Analysis of an opinion piece

A couple of days ago I was idly browsing slashdot in a quite moment. I was reading an article about efforst of Novell to provide a stable kernel level API for device drivers.

The discussion quickly devolved into the usual closed source vs open source drivers flamewar, but then I stumbled upon the following 'pearl of wisdom'.

Let's get philosophical. Why does this problem exist? Has it ever occured to any of you that device drivers are themselves a complete throwback and an obomination in the 21st Century? We take them for granted, but there is no good reason whatsoever for a computer peripheral to use "device drivers". None.

If you can't design a piece of hardware that works through an existing standardised interface you're no kind of engineer at all. And take your pick.. firewire, USB, RS232, SCSI…

Do you suppose every video display, digital camera, audio converter and so on is somehow uniquely special, that it is so ground breaking in its design that it needs custom crafted code just to make it work?

We are so entrenched in our legacy thinking that nobody, not even smart developers ever ask themselves the obvious paradigm breaking question, why the hell should you need a device driver? The reason is no more than a gross failure of modern computing, a failure of standardisation, a failure of coordination and regulation. It is a failure of ourselves as users and customers to demand a higher standard of compatibility. It is a failure of us as developers and coders to solve a simple problem once and move on.

Before you answer with some circular reasoning that merely begs the question take five and think it through. I speak as a software and hardware engineer who has designed and built entire computer systems and written an operating system.

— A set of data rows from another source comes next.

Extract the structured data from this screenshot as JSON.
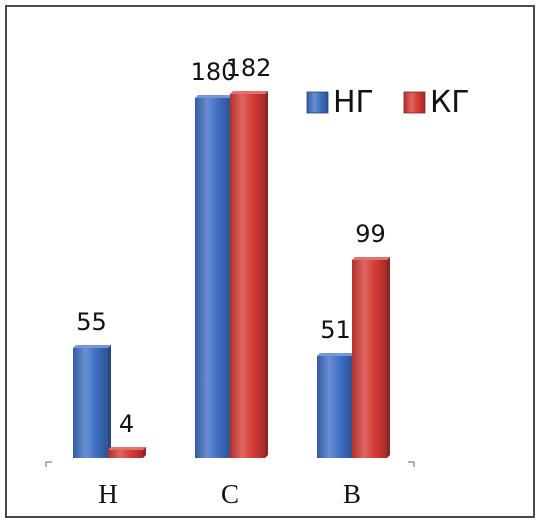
{
  "chart_data": {
    "type": "bar",
    "categories": [
      "Н",
      "С",
      "В"
    ],
    "series": [
      {
        "name": "НГ",
        "values": [
          55,
          180,
          51
        ],
        "color": "#3f6fc4"
      },
      {
        "name": "КГ",
        "values": [
          4,
          182,
          99
        ],
        "color": "#d63b36"
      }
    ],
    "data_labels": true,
    "legend_position": "top-right",
    "grid": false,
    "ylim": [
      0,
      200
    ]
  }
}
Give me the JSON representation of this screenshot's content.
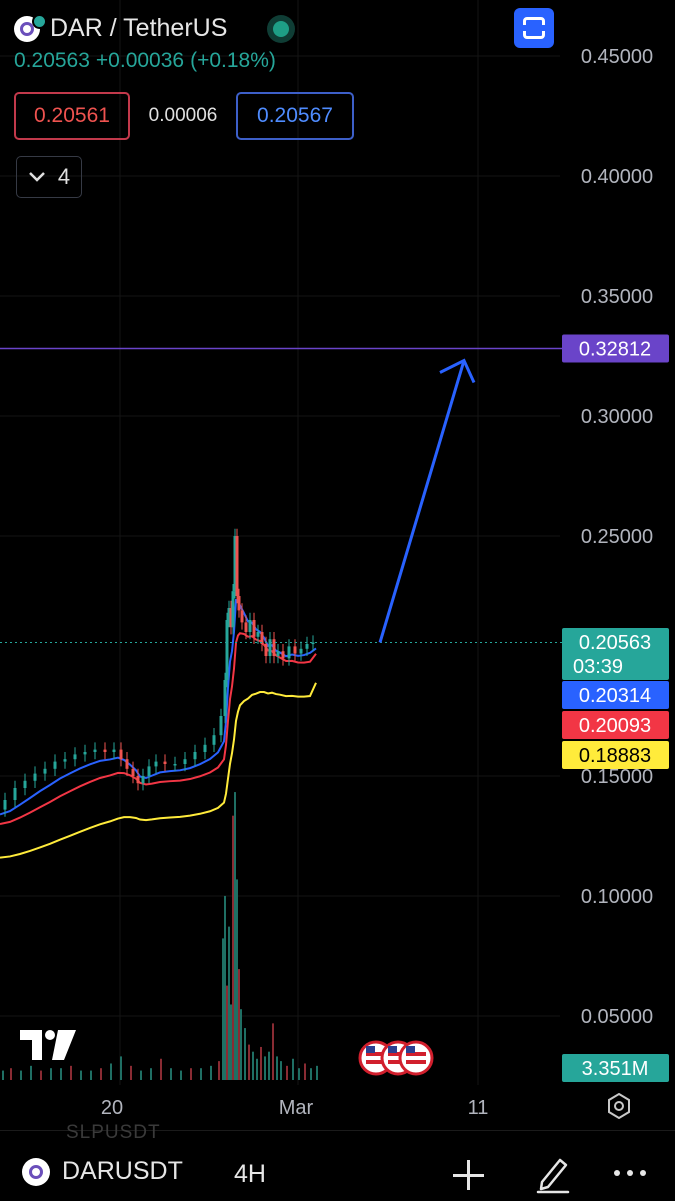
{
  "header": {
    "symbol": "DAR / TetherUS",
    "price": "0.20563",
    "change": "+0.00036",
    "change_pct": "(+0.18%)",
    "bid": "0.20561",
    "spread": "0.00006",
    "ask": "0.20567",
    "indicators_count": "4",
    "live_dot_color": "#26a69a"
  },
  "bottom_bar": {
    "ghost_symbol": "SLPUSDT",
    "symbol": "DARUSDT",
    "timeframe": "4H",
    "icons": [
      "add-icon",
      "drawing-pen-icon",
      "more-icon"
    ]
  },
  "chart_data": {
    "type": "candlestick",
    "symbol": "DARUSDT",
    "timeframe": "4H",
    "y_axis": {
      "ticks": [
        "0.45000",
        "0.40000",
        "0.35000",
        "0.30000",
        "0.25000",
        "0.15000",
        "0.10000",
        "0.05000"
      ],
      "range": [
        0.0,
        0.47
      ]
    },
    "x_axis": {
      "ticks": [
        "20",
        "Mar",
        "11"
      ]
    },
    "price_labels": [
      {
        "value": "0.32812",
        "color": "#6a44c9"
      },
      {
        "value": "0.20563",
        "sub": "03:39",
        "color": "#26a69a"
      },
      {
        "value": "0.20314",
        "color": "#2962ff"
      },
      {
        "value": "0.20093",
        "color": "#f23645"
      },
      {
        "value": "0.18883",
        "color": "#ffeb3b"
      }
    ],
    "volume_label": {
      "value": "3.351M",
      "color": "#26a69a"
    },
    "horizontal_line": {
      "value": 0.32812,
      "color": "#6a44c9"
    },
    "current_price_line": 0.20563,
    "arrow_annotation": {
      "from_price": 0.20563,
      "to_price": 0.32812,
      "color": "#2962ff"
    },
    "moving_averages": [
      {
        "value": 0.20314,
        "color": "#2962ff"
      },
      {
        "value": 0.20093,
        "color": "#f23645"
      },
      {
        "value": 0.18883,
        "color": "#ffeb3b"
      }
    ],
    "price_path": [
      [
        0,
        0.136
      ],
      [
        10,
        0.14
      ],
      [
        20,
        0.145
      ],
      [
        30,
        0.148
      ],
      [
        40,
        0.151
      ],
      [
        50,
        0.153
      ],
      [
        60,
        0.156
      ],
      [
        70,
        0.157
      ],
      [
        80,
        0.159
      ],
      [
        90,
        0.16
      ],
      [
        100,
        0.161
      ],
      [
        110,
        0.16
      ],
      [
        118,
        0.161
      ],
      [
        124,
        0.157
      ],
      [
        130,
        0.153
      ],
      [
        136,
        0.15
      ],
      [
        140,
        0.147
      ],
      [
        146,
        0.15
      ],
      [
        152,
        0.154
      ],
      [
        160,
        0.156
      ],
      [
        170,
        0.155
      ],
      [
        180,
        0.155
      ],
      [
        190,
        0.157
      ],
      [
        200,
        0.16
      ],
      [
        210,
        0.163
      ],
      [
        218,
        0.167
      ],
      [
        224,
        0.175
      ],
      [
        226,
        0.19
      ],
      [
        228,
        0.215
      ],
      [
        230,
        0.22
      ],
      [
        232,
        0.212
      ],
      [
        234,
        0.227
      ],
      [
        236,
        0.25
      ],
      [
        238,
        0.225
      ],
      [
        240,
        0.219
      ],
      [
        244,
        0.214
      ],
      [
        248,
        0.21
      ],
      [
        252,
        0.215
      ],
      [
        256,
        0.208
      ],
      [
        260,
        0.21
      ],
      [
        264,
        0.205
      ],
      [
        268,
        0.2
      ],
      [
        272,
        0.207
      ],
      [
        276,
        0.2
      ],
      [
        280,
        0.202
      ],
      [
        286,
        0.199
      ],
      [
        292,
        0.204
      ],
      [
        298,
        0.201
      ],
      [
        304,
        0.203
      ],
      [
        310,
        0.205
      ],
      [
        316,
        0.2056
      ]
    ],
    "volumes": [
      [
        2,
        0.004
      ],
      [
        10,
        0.005
      ],
      [
        20,
        0.004
      ],
      [
        30,
        0.006
      ],
      [
        40,
        0.004
      ],
      [
        50,
        0.005
      ],
      [
        60,
        0.005
      ],
      [
        70,
        0.006
      ],
      [
        80,
        0.004
      ],
      [
        90,
        0.004
      ],
      [
        100,
        0.005
      ],
      [
        110,
        0.007
      ],
      [
        120,
        0.01
      ],
      [
        130,
        0.006
      ],
      [
        140,
        0.004
      ],
      [
        150,
        0.005
      ],
      [
        160,
        0.009
      ],
      [
        170,
        0.005
      ],
      [
        180,
        0.004
      ],
      [
        190,
        0.005
      ],
      [
        200,
        0.005
      ],
      [
        210,
        0.006
      ],
      [
        218,
        0.008
      ],
      [
        222,
        0.06
      ],
      [
        224,
        0.078
      ],
      [
        226,
        0.04
      ],
      [
        228,
        0.065
      ],
      [
        230,
        0.032
      ],
      [
        232,
        0.112
      ],
      [
        234,
        0.122
      ],
      [
        236,
        0.085
      ],
      [
        238,
        0.047
      ],
      [
        240,
        0.03
      ],
      [
        244,
        0.022
      ],
      [
        248,
        0.015
      ],
      [
        252,
        0.012
      ],
      [
        256,
        0.009
      ],
      [
        260,
        0.014
      ],
      [
        264,
        0.01
      ],
      [
        268,
        0.012
      ],
      [
        272,
        0.024
      ],
      [
        276,
        0.01
      ],
      [
        280,
        0.008
      ],
      [
        286,
        0.006
      ],
      [
        292,
        0.009
      ],
      [
        298,
        0.005
      ],
      [
        304,
        0.007
      ],
      [
        310,
        0.005
      ],
      [
        316,
        0.006
      ]
    ]
  }
}
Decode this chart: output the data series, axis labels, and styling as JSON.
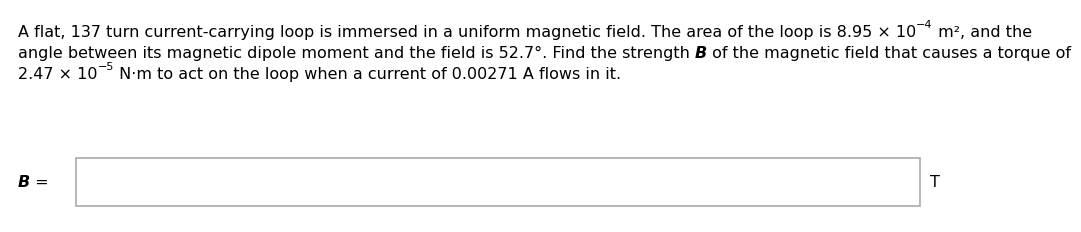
{
  "bg_color": "#ffffff",
  "text_color": "#000000",
  "box_edge_color": "#aaaaaa",
  "font_size": 11.5,
  "font_size_sup": 8,
  "line1_a": "A flat, 137 turn current-carrying loop is immersed in a uniform magnetic field. The area of the loop is 8.95 × 10",
  "line1_sup": "−4",
  "line1_b": " m², and the",
  "line2_a": "angle between its magnetic dipole moment and the field is 52.7°. Find the strength ",
  "line2_bold": "B",
  "line2_b": " of the magnetic field that causes a torque of",
  "line3_a": "2.47 × 10",
  "line3_sup": "−5",
  "line3_b": " N·m to act on the loop when a current of 0.00271 A flows in it.",
  "label_b_italic": "B",
  "label_eq": " =",
  "label_t": "T"
}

This idea is naive and extremely shortsighted to say the least. The only way this would work is if every conceivable device is accounted for in the hardware bus protocol specifications.

For some devices this is already done. USB mass storage for example is a good example of OS transparent device communications. As far as simple storage is concerned, no device drivers are needed.

But that is as far as it goes. Consider the next piece of hardware a simple USB to serial port converter. These devices are standard today, but the no-device-driver approach would only work if this device was foreseen in the USB protocol specifications.

But even if it was, some of these devices can double as a 8 bit digital IO port. This can be really convenient. However, what would be needed to make them work? Either a device driver or an extension to the USB protocol that would already be bloated.

And even if that could be done, suppose my company wanted to add a feature, like runtime switching between different serial modes (RS232 vs RS485). What would I have to do? Beg the USB consortium to add that feature to the protocol spec? Bribe them? And they would have to get a committee agreement by the time my company wants to release the new product.

But even then, how would the software know about the exact device capabilities? Remember, there would be no device drivers. So the OS would have to provide numerous abstraction layers to account for all options.

But hey, the OS vendor has to put out new version for each new feature I want to add. So they had better have a daily release cycle to put out new versions for all the new features that all manufacturers think of. That would be so impossible it would not happen at all. Or very slowly and limited at best.

Back to the glorious days of DOS. Where all device support was done by the applications themselves. That has to be an improvement over the abstract device interfaces that are only made possible by device drivers.


You would think that a system engineer with hardware and software experience would have a feeling for these issues, or at least a sense of nuance before making statements like this. Especially if he had written an entire operating system by himself, don't you think?